None of this means that scientists are ill-educated or performing science badly, notes Malcolm Macleod, a neurologist at the University of Edinburgh. “I think there’s a temptation to make this binary, [to say] people don’t know so we need to train them,” he says. “The fact is most scientists know a bit … [but] everyone has something they can do better.”
How do you make scientists take more actions against bias, and then report what they’ve done? Journals, funding bodies and agencies approving animal research projects could require more information of scientists. Journals could require checklists for reporting methods, for example. Journals or funding bodies could also require full preregistration of animal studies, where a scientist gives all the details of a study and how it will be analyzed before the experiments are ever performed. (Such pre-registration became mandatory for clinical studies in humans in the United States in 2000.) Detailed reporting isn’t complete insurance against an irreproducible result, but “the more information you have, the easier it is to reproduce,” says Vogt, who studies animal welfare at the University of Bern.

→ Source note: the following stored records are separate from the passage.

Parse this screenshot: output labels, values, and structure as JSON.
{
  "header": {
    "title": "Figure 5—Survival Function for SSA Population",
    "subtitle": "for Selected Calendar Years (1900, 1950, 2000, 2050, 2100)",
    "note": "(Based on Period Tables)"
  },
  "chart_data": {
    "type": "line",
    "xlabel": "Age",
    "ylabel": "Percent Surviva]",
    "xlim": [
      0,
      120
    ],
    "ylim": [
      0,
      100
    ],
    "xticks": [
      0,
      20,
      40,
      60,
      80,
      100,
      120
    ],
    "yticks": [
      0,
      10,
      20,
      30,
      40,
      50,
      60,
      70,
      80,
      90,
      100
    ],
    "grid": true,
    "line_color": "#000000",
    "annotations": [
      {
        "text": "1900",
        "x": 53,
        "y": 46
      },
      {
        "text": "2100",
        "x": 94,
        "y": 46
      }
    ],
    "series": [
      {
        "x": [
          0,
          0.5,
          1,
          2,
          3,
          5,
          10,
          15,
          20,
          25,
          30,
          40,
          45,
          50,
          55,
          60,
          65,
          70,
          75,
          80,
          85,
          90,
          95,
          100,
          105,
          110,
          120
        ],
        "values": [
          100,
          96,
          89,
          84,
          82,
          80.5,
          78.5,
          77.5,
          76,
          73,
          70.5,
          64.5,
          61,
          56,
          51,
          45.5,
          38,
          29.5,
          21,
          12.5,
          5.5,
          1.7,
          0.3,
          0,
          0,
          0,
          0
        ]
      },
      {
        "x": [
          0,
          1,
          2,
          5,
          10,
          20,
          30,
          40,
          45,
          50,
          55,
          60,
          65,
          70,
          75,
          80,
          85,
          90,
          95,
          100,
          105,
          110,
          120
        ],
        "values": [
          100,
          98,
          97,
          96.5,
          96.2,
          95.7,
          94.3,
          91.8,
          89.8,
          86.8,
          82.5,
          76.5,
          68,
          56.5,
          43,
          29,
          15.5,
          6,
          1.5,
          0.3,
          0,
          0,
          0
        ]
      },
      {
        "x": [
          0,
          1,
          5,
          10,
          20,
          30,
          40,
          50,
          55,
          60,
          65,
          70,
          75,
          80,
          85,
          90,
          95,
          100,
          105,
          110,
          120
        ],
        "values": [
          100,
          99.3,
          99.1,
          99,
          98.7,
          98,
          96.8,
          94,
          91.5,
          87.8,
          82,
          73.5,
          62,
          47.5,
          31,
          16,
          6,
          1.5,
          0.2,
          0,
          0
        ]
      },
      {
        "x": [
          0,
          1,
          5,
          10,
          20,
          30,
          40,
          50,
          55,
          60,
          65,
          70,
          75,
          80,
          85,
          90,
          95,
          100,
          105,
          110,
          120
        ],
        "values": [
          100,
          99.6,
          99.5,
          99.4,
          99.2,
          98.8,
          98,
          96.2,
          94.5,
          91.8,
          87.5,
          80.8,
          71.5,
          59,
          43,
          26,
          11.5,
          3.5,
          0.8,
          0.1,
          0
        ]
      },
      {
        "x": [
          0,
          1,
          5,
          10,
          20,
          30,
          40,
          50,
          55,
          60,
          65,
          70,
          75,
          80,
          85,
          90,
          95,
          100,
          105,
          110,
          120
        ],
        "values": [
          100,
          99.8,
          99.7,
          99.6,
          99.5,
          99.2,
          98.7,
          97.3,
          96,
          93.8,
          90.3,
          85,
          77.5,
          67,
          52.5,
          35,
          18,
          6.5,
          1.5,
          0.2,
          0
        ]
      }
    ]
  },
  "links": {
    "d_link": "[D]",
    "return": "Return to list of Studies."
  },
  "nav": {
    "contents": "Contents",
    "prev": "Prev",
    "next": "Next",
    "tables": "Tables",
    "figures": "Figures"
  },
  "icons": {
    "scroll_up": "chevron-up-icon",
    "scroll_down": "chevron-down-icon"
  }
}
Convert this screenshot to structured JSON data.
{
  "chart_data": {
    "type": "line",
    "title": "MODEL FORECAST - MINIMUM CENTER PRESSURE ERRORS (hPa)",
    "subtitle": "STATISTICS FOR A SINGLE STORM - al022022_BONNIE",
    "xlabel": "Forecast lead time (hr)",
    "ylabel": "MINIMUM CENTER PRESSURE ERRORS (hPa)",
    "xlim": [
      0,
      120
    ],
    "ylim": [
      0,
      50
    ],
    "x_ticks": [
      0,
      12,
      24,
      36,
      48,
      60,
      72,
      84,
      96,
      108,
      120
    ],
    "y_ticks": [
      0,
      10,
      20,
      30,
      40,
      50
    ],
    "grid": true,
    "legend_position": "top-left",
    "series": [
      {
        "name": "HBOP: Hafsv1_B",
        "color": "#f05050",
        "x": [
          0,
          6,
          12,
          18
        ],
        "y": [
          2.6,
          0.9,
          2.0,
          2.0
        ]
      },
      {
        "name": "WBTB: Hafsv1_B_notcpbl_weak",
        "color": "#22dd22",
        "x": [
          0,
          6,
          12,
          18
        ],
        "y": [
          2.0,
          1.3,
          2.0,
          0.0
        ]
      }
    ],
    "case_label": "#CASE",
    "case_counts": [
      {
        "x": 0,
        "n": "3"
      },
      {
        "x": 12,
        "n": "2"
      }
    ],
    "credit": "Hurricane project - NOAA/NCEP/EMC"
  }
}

Some scientists might worry that preregistration is too onerous, or that it could straitjacket researchers into unproductive studies. It would be frustrating, after all, to be stuck with a hypothesis that is clearly not bearing out, when the data provide tantalizing hints of another path to pursue. But it’s possible to provide the flexibility to pursue interesting questions, while still making sure the studies are rigorous, Ioannidis says.
But when scientists don’t know sources of bias in the first place, more education might be a good place to start. “When I first came into the lab for my master’s thesis, I had a lot of information [about research design] but I wasn’t ready to apply it,” Vogt explains. “I needed guidance through the steps of how to plan an experiment, and how to plan to report the experiment afterward.” Education doesn’t stop when graduate students leave the classroom, and more continuing education might help scientists — students and emeriti alike — recognize unfamiliar sources of bias and provide tools to combat it.